Look. I understand I find myself in a baseball first town. A city doesn't win 35 out of 105 World Series Titles without baseball sort of bubbling to the top. And it's not surprising that any bartender in this city can name the top 5 prospects in both the Yankees and the Mets farm systems.

But I also realize I live in one of the great sports towns in the world. A White Sox game last month featured an appearance by the NFL's Lombardi Trophy, the NBA's Larry O'Brien Trophy, The Stanley Cup and the Sox' own 2005 Commissioner's Trophy for winning the World Series. Boston and New York are the only other cities that can claim such a feat.  Greatest NFL game ever played? 1958 Baltimore Colts versus the New York Giants in Yankee Stadium. It's even called the Greatest Game Ever Played. Most iconic moment of the NBA before the age of Magic and Larry? Willis Reed coming out for Game 7 of the 1970 NBA Finals. There's a leg of the Triple Crown just outside the city at Belmont. The New York Marathon is the largest in the world. And, for God's sake we have Earth’s biggest tennis stadium and the US Open is currently gripping this city like a Sooner trying to block someone. And speaking of brawls, the first WrestleMania was held in New York and the boxing history here is long and glorious.

It's easy to argue that New York is the capital of everything that matters in this country. Everything, that is except for the sport that matters most.

Further, we live in a time when everyone wants to know where everything came from. We follow food from farms to green markets to our plate. We follow stars from Mean Girls to rehab. We follow bands from Brooklyn and the Lower East Side to Madison Square Garden. We follow basketball players from Rucker Park … to … well, the Garden. But we hope for their sakes they are playing against the Knicks and not for them. New Yorkers follow baseball players from their meager roots in the AL Central to the spotlight of the Yankees.

But football players? Football players are different. Football players are made on Draft Day when New Yorkers trudge down to the draft, which our fair city hosts, and boo them. Unless you count the four or five football players that are materialized every December in our fair city so one of them can win the Heisman.  An award that, in recent years, seems to be given out by a bunch of people who don't pay attention to the sport. That is to say it's held in the perfect city, and could only be less of a comedy if they moved the ceremony up a few blocks and held it at Caroline's.

By capacity, the eleven largest stadiums in our country (and 11 of the top 18 in the world) host only college football games. It's a big deal all over the country, and it's a big deal to me. College football put me in therapy in 1997 and in 2001, while the greatest moment in my life is Texas winning the 2006 Rose Bowl. The only events that can possibly top that will be the birth of my 11 sons: Vince James, Earl Ricky, Major James, Chris Colt, Jamaal Roosevelt, Nobis Derrick, Bryant Aaron, Cedric HodgesRoy Jordan and little Dawson Mangum. (Any accidental daughter to be named Stoney.)

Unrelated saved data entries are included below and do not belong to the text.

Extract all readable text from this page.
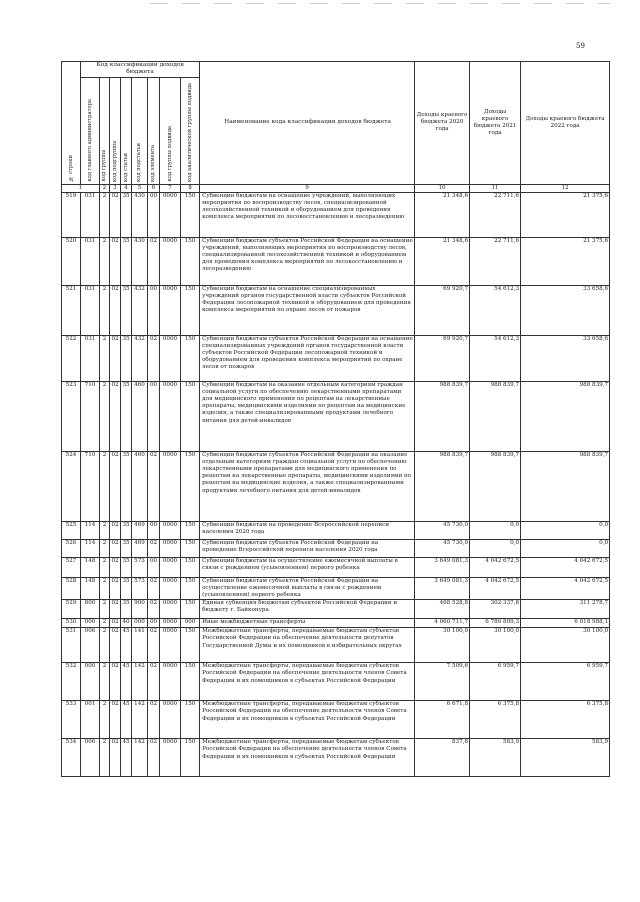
59
№ строки	Код классификации доходов бюджета								Наименование кода классификации доходов бюджета	Доходы краевого бюджета 2020 года	Доходы краевого бюджета 2021 года	Доходы краевого бюджета 2022 года

	код главного администратора	код группы	код подгруппы	код статьи	код подстатьи	код элемента	код группы подвида	код аналитической группы подвида				

1		2	3	4	5	6	7	8	9	10	11	12
519	031	2	02	35	430	00	0000	150	Субвенции бюджетам на оснащение учреждений, выполняющих мероприятия по воспроизводству лесов, специализированной лесохозяйственной техникой и оборудованием для проведения комплекса мероприятий по лесовосстановлению и лесоразведению	21 348,6	22 711,6	21 375,6
520	031	2	02	35	430	02	0000	150	Субвенции бюджетам субъектов Российской Федерации на оснащение учреждений, выполняющих мероприятия по воспроизводству лесов, специализированной лесохозяйственной техникой и оборудованием для проведения комплекса мероприятий по лесовосстановлению и лесоразведению	21 348,6	22 711,6	21 375,6
521	031	2	02	35	432	00	0000	150	Субвенции бюджетам на оснащение специализированных учреждений органов государственной власти субъектов Российской Федерации лесопожарной техникой и оборудованием для проведения комплекса мероприятий по охране лесов от пожаров	69 920,7	54 612,3	33 658,6
522	031	2	02	35	432	02	0000	150	Субвенции бюджетам субъектов Российской Федерации на оснащение специализированных учреждений органов государственной власти субъектов Российской Федерации лесопожарной техникой и оборудованием для проведения комплекса мероприятий по охране лесов от пожаров	69 920,7	54 612,3	33 658,6
523	710	2	02	35	460	00	0000	150	Субвенции бюджетам на оказание отдельным категориям граждан социальной услуги по обеспечению лекарственными препаратами для медицинского применения по рецептам на лекарственные препараты, медицинскими изделиями по рецептам на медицинские изделия, а также специализированными продуктами лечебного питания для детей-инвалидов	988 839,7	988 839,7	988 839,7
524	710	2	02	35	460	02	0000	150	Субвенции бюджетам субъектов Российской Федерации на оказание отдельным категориям граждан социальной услуги по обеспечению лекарственными препаратами для медицинского применения по рецептам на лекарственные препараты, медицинскими изделиями по рецептам на медицинские изделия, а также специализированными продуктами лечебного питания для детей-инвалидов	988 839,7	988 839,7	988 839,7
525	114	2	02	35	469	00	0000	150	Субвенции бюджетам на проведение Всероссийской переписи населения 2020 года	45 730,0	0,0	0,0
526	114	2	02	35	469	02	0000	150	Субвенции бюджетам субъектов Российской Федерации на проведение Всероссийской переписи населения 2020 года	45 730,0	0,0	0,0
527	148	2	02	35	573	00	0000	150	Субвенции бюджетам на осуществление ежемесячной выплаты в связи с рождением (усыновлением) первого ребенка	3 649 081,3	4 042 672,5	4 042 672,5
528	148	2	02	35	573	02	0000	150	Субвенции бюджетам субъектов Российской Федерации на осуществление ежемесячной выплаты в связи с рождением (усыновлением) первого ребенка	3 649 081,3	4 042 672,5	4 042 672,5
529	800	2	02	35	900	02	0000	150	Единая субвенция бюджетам субъектов Российской Федерации и бюджету г. Байконура	468 528,8	302 337,8	311 278,7
530	000	2	02	40	000	00	0000	000	Иные межбюджетные трансферты	4 060 711,7	6 780 809,3	6 018 988,1
531	006	2	02	45	141	02	0000	150	Межбюджетные трансферты, передаваемые бюджетам субъектов Российской Федерации на обеспечение деятельности депутатов Государственной Думы и их помощников в избирательных округах	30 100,0	30 100,0	30 100,0
532	000	2	02	45	142	02	0000	150	Межбюджетные трансферты, передаваемые бюджетам субъектов Российской Федерации на обеспечение деятельности членов Совета Федерации и их помощников в субъектах Российской Федерации	7 509,6	6 959,7	6 959,7
533	001	2	02	45	142	02	0000	150	Межбюджетные трансферты, передаваемые бюджетам субъектов Российской Федерации на обеспечение деятельности членов Совета Федерации и их помощников в субъектах Российской Федерации	6 671,8	6 375,8	6 375,8
534	006	2	02	45	142	02	0000	150	Межбюджетные трансферты, передаваемые бюджетам субъектов Российской Федерации на обеспечение деятельности членов Совета Федерации и их помощников в субъектах Российской Федерации	837,8	583,9	583,9
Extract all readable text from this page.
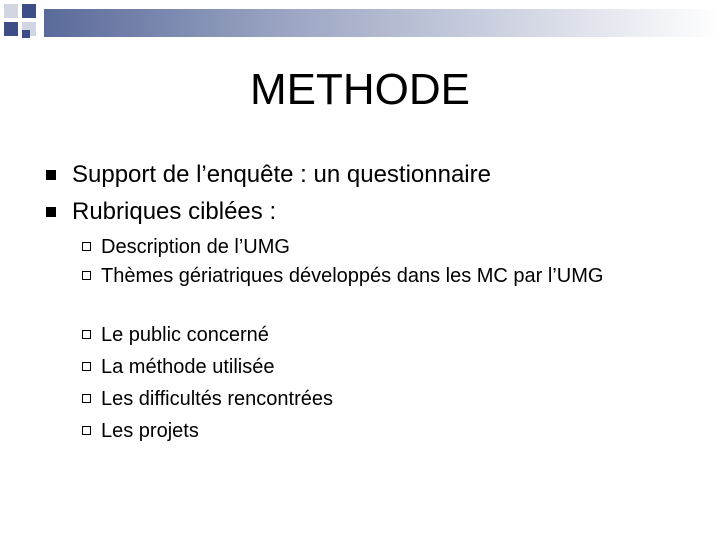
METHODE
Support de l’enquête : un questionnaire
Rubriques ciblées :
Description de l’UMG
Thèmes gériatriques développés dans les MC par l’UMG
Le public concerné
La méthode utilisée
Les difficultés rencontrées
Les projets
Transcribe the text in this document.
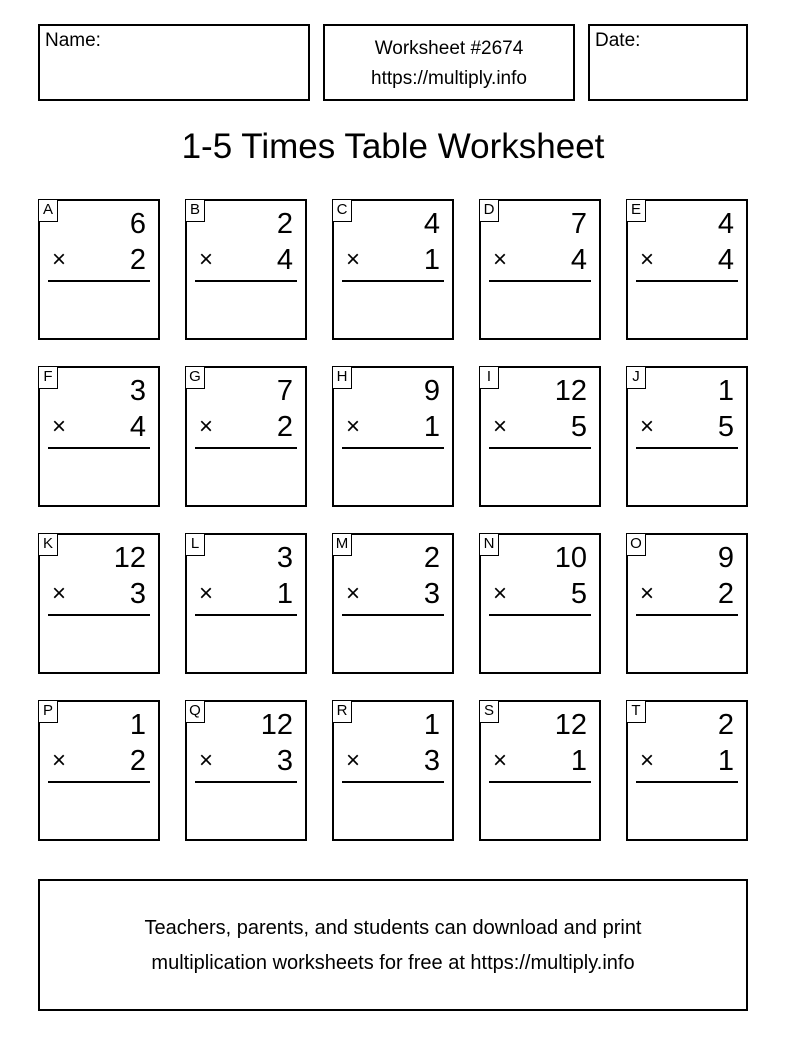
Name:	Worksheet #2674
https://multiply.info
Date:
1-5 Times Table Worksheet
A	6
× 2
B	2
× 4
C	4
× 1
D	7
× 4
E	4
× 4
F	3
× 4
G	7
× 2
H	9
× 1
I 12
× 5
J	1
× 5
K 12
× 3
L	3
× 1
M	2
× 3
N 10
× 5
O	9
× 2
P	1
× 2
Q 12
× 3
R	1
× 3
S 12
× 1
T	2
× 1
Teachers, parents, and students can download and print
multiplication worksheets for free at https://multiply.info
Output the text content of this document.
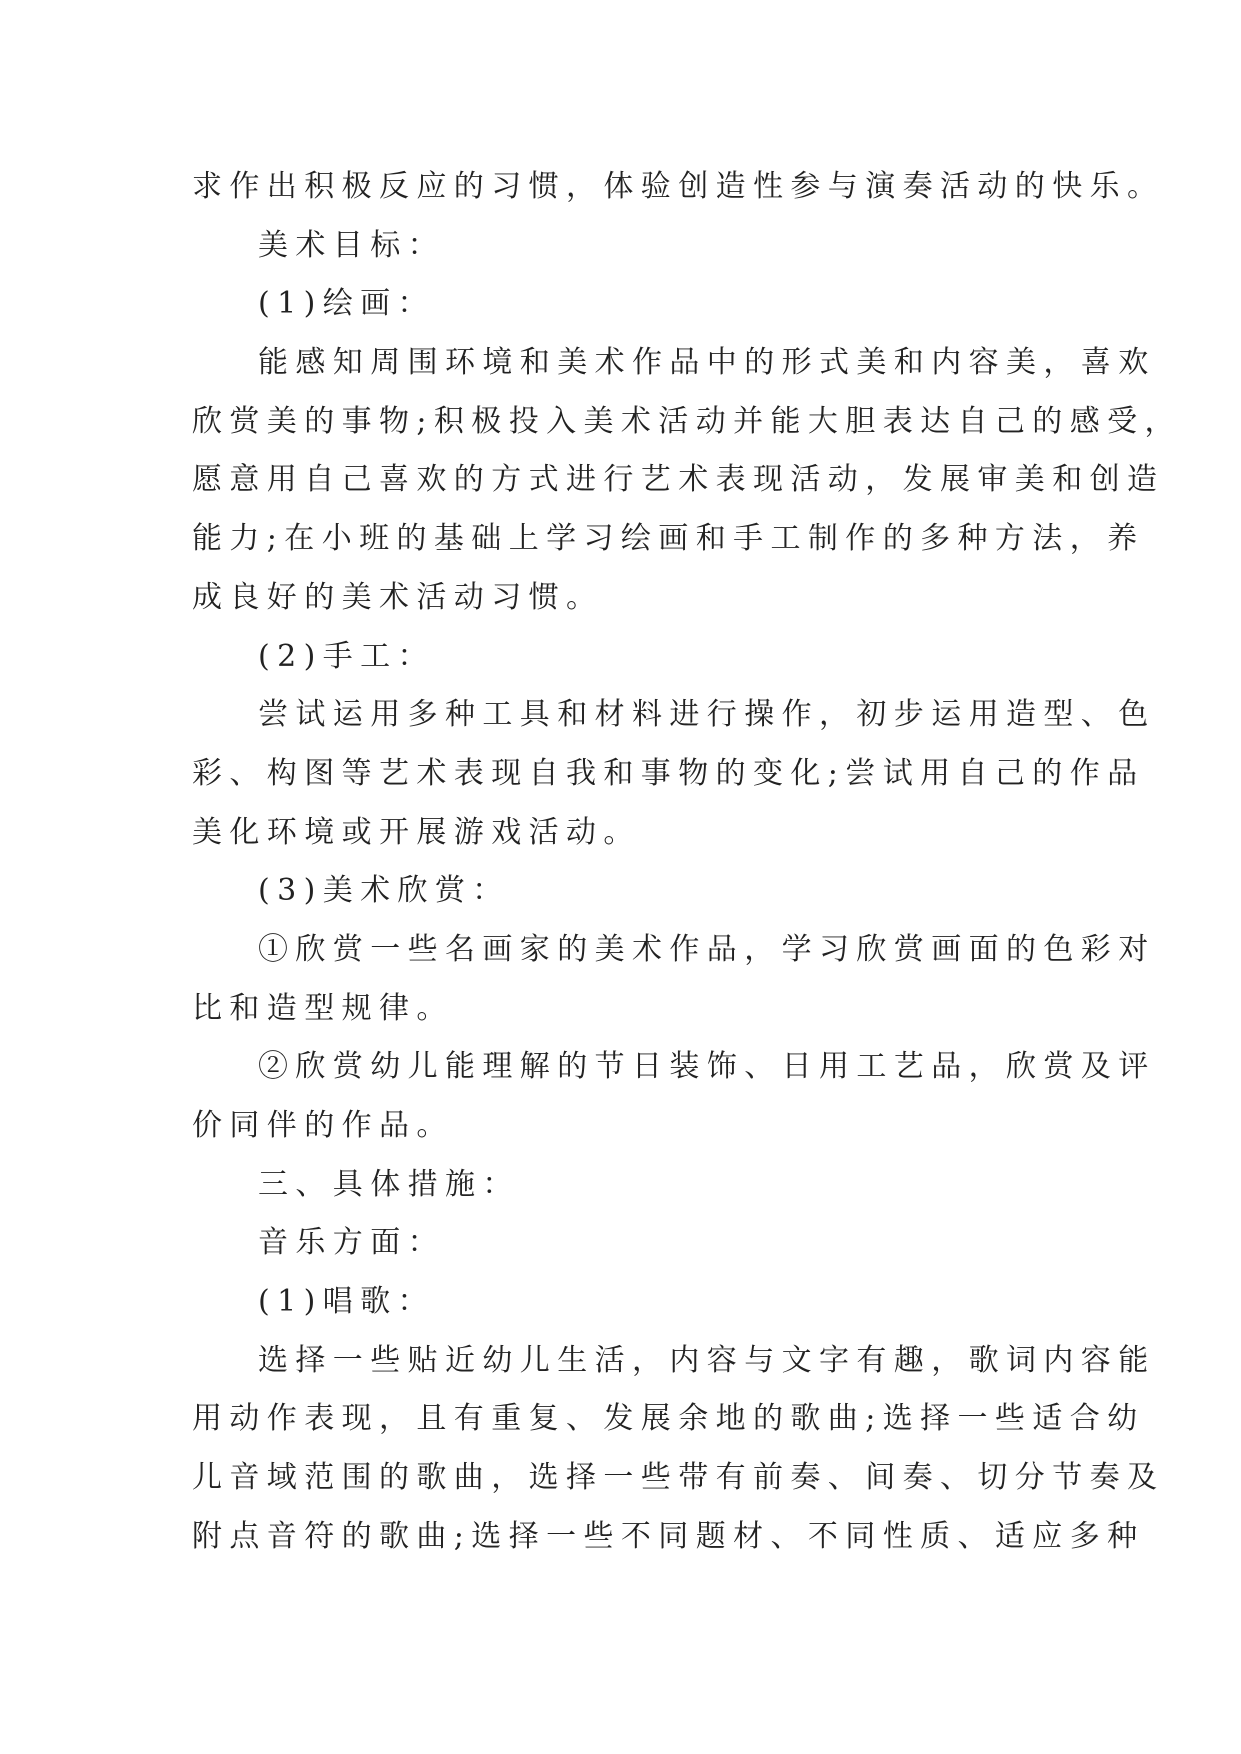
求作出积极反应的习惯，体验创造性参与演奏活动的快乐。
美术目标：
(1)绘画：
能感知周围环境和美术作品中的形式美和内容美，喜欢
欣赏美的事物;积极投入美术活动并能大胆表达自己的感受，
愿意用自己喜欢的方式进行艺术表现活动，发展审美和创造
能力;在小班的基础上学习绘画和手工制作的多种方法，养
成良好的美术活动习惯。
(2)手工：
尝试运用多种工具和材料进行操作，初步运用造型、色
彩、构图等艺术表现自我和事物的变化;尝试用自己的作品
美化环境或开展游戏活动。
(3)美术欣赏：
①欣赏一些名画家的美术作品，学习欣赏画面的色彩对
比和造型规律。
②欣赏幼儿能理解的节日装饰、日用工艺品，欣赏及评
价同伴的作品。
三、具体措施：
音乐方面：
(1)唱歌：
选择一些贴近幼儿生活，内容与文字有趣，歌词内容能
用动作表现，且有重复、发展余地的歌曲;选择一些适合幼
儿音域范围的歌曲，选择一些带有前奏、间奏、切分节奏及
附点音符的歌曲;选择一些不同题材、不同性质、适应多种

So let's stop right here and talk about what this is not. This is not me saying New York needs more football. Or New York is wrong in it's ambivalence towards football. This would be akin to people saying Austin needs an In N Out Burger or a Trader Joe's. No. No, it doesn't. And no, no we don't need more football here. I mean, I'd probably rather have ESPNU than Al-Jazeera 4's Spanish feed, but ... that's just being picky.

What I am saying is the thing that has been standing between me and exploring all these dichotomies is a hefty Barking Carnival expense account. Oh and an audience of dozens to drag along for the ride.